49. The method according to claim 38 or 48, wherein the chemotherapy or chemotherapeutic agent comprises: (i) alkylating agents (e.g., cyclophosphamide, carmustine, lomustine, chlorambucil, streptozocin, dacarbazine, ifosfamide, temozolomide, busulfan, bendamustine, and melphalan), cytotoxic antibiotics (e.g., dactinomycin, doxorubicin, mitomycin-C, bleomycin, epirubicin, actinomycin D, amrubicin, idarubicin, daunorubicin, and pirarubicin), antimetabolic agents (e.g., cytarabine, methotrexate, 5-fluorouracil, enocitabine, and clofarabine), vinca alkaloids (e.g., etoposide, vinblastine, and vincristine), other chemotherapeutic agents such as cisplatin, procarbazine, hydroxyurea, azacytidine, irinotecan, interferon α, interleukin-2, oxaliplatin, carboplatin, nedaplatin, and miriplatin; (ii) opioid analgesics (e.g., morphine); (iii) dopamine receptor D1D2 agonists (e.g., apomorphine); (iv) cannabis and cannabinoid products including cannabis hyperemesis syndrome

50. The method according to claim 35, wherein the subject has type 2 diabetes mellitus.

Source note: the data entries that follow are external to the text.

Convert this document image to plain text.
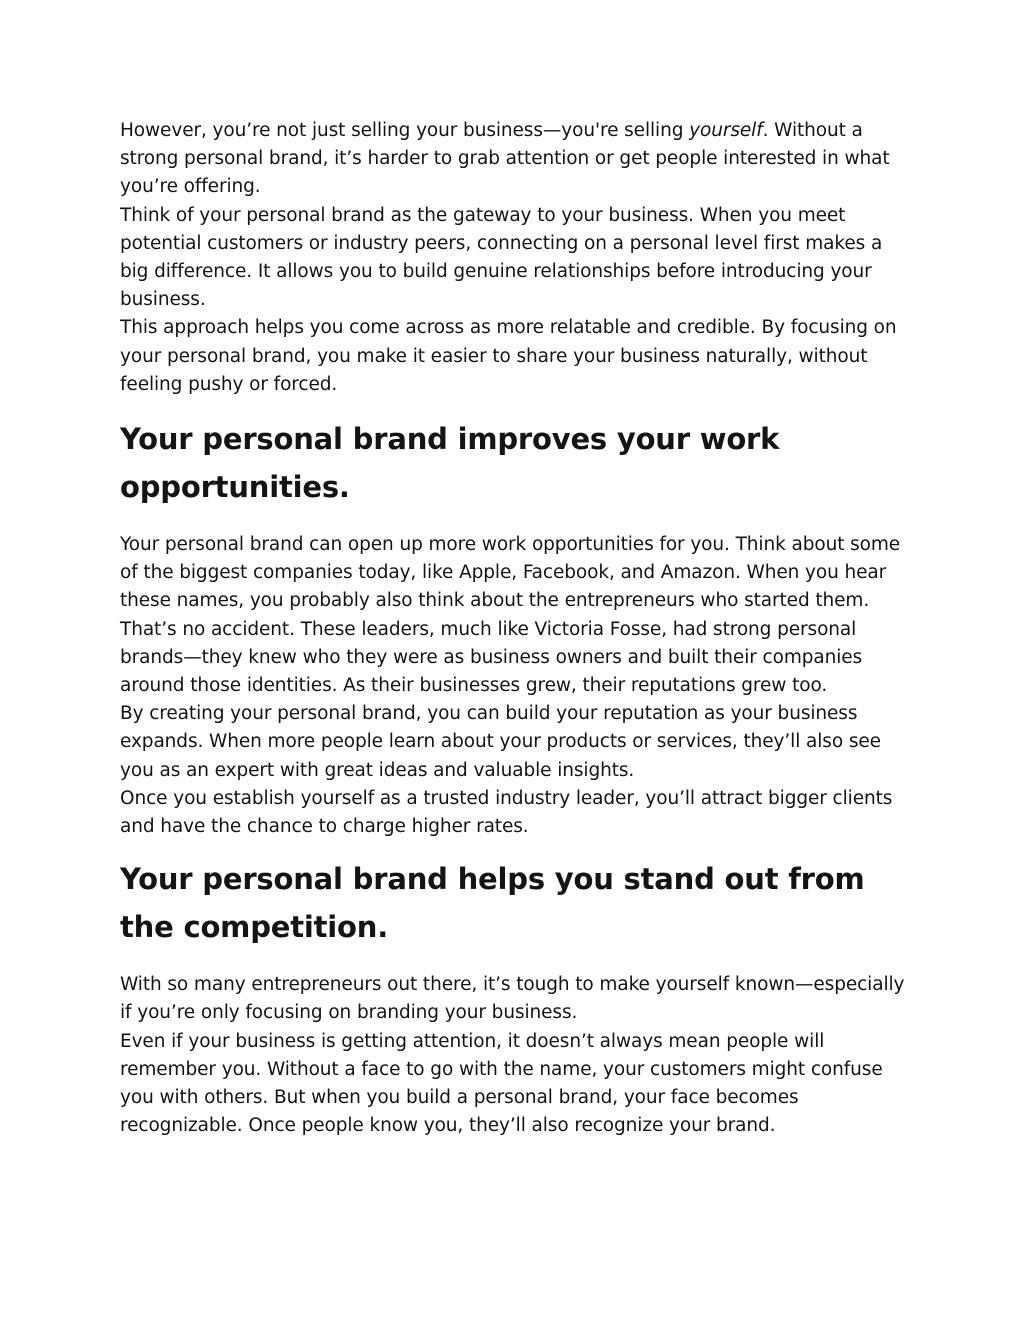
However, you’re not just selling your business—you're selling yourself. Without a strong personal brand, it’s harder to grab attention or get people interested in what you’re offering.

Think of your personal brand as the gateway to your business. When you meet potential customers or industry peers, connecting on a personal level first makes a big difference. It allows you to build genuine relationships before introducing your business.

This approach helps you come across as more relatable and credible. By focusing on your personal brand, you make it easier to share your business naturally, without feeling pushy or forced.

Your personal brand improves your work opportunities.

Your personal brand can open up more work opportunities for you. Think about some of the biggest companies today, like Apple, Facebook, and Amazon. When you hear these names, you probably also think about the entrepreneurs who started them. That’s no accident. These leaders, much like Victoria Fosse, had strong personal brands—they knew who they were as business owners and built their companies around those identities. As their businesses grew, their reputations grew too.

By creating your personal brand, you can build your reputation as your business expands. When more people learn about your products or services, they’ll also see you as an expert with great ideas and valuable insights.

Once you establish yourself as a trusted industry leader, you’ll attract bigger clients and have the chance to charge higher rates.

Your personal brand helps you stand out from the competition.

With so many entrepreneurs out there, it’s tough to make yourself known—especially if you’re only focusing on branding your business.

Even if your business is getting attention, it doesn’t always mean people will remember you. Without a face to go with the name, your customers might confuse you with others. But when you build a personal brand, your face becomes recognizable. Once people know you, they’ll also recognize your brand.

51. The method according to any one of claims 35-50, wherein the GIP receptor agonist peptide or medicament is administered subcutaneously, intravenously, intramuscularly, intraperitonealy, orally or via inhalation.

52. The method according to any one of claims 35-51, wherein the effective amount of the GIP receptor agonist peptide administered to the subject is about 0.01 to 0.5 mg/kg/day, 0.1 to 5 mg/kg/day, 5 to 10 mg/kg/day, 10 to 20 mg/kg/day, 20 to 50 mg/kg/day, 10 to 100 mg/kg/day, 10 to 120 mg/kg/day, 50 to 100 mg/kg/day, 100 to 200 mg/kg/day, 200 to 300 mg/kg/day, 300 to 400 mg/kg/day, 400 to 500 mg/kg/day, 500 to 600 mg/kg/day, 600 to 700 mg/kg/day, 700 to 800 mg/kg/day, 800 to 900 mg/kg/day or 900 to 1000 mg/kg/day.

53. The method according to any one of claims 35-52, wherein the subject is human.

54. The method according to any one of claims 35-53, wherein the GIP receptor agonist peptide or medicament is administered to the subject before, during, or after the subject develops the disease-state.

55. The method according to any one of claims 35-54, wherein the GIP receptor agonist peptide or medicament is administered to the subject 1 times per day, or 1 times per 24 hours.

56. The method according to any one of claims 35-55, wherein the GIP receptor agonist peptide or medicament is administered to the subject for 1-5 days, 1-5 weeks, 1-5 months, or 1-5 years.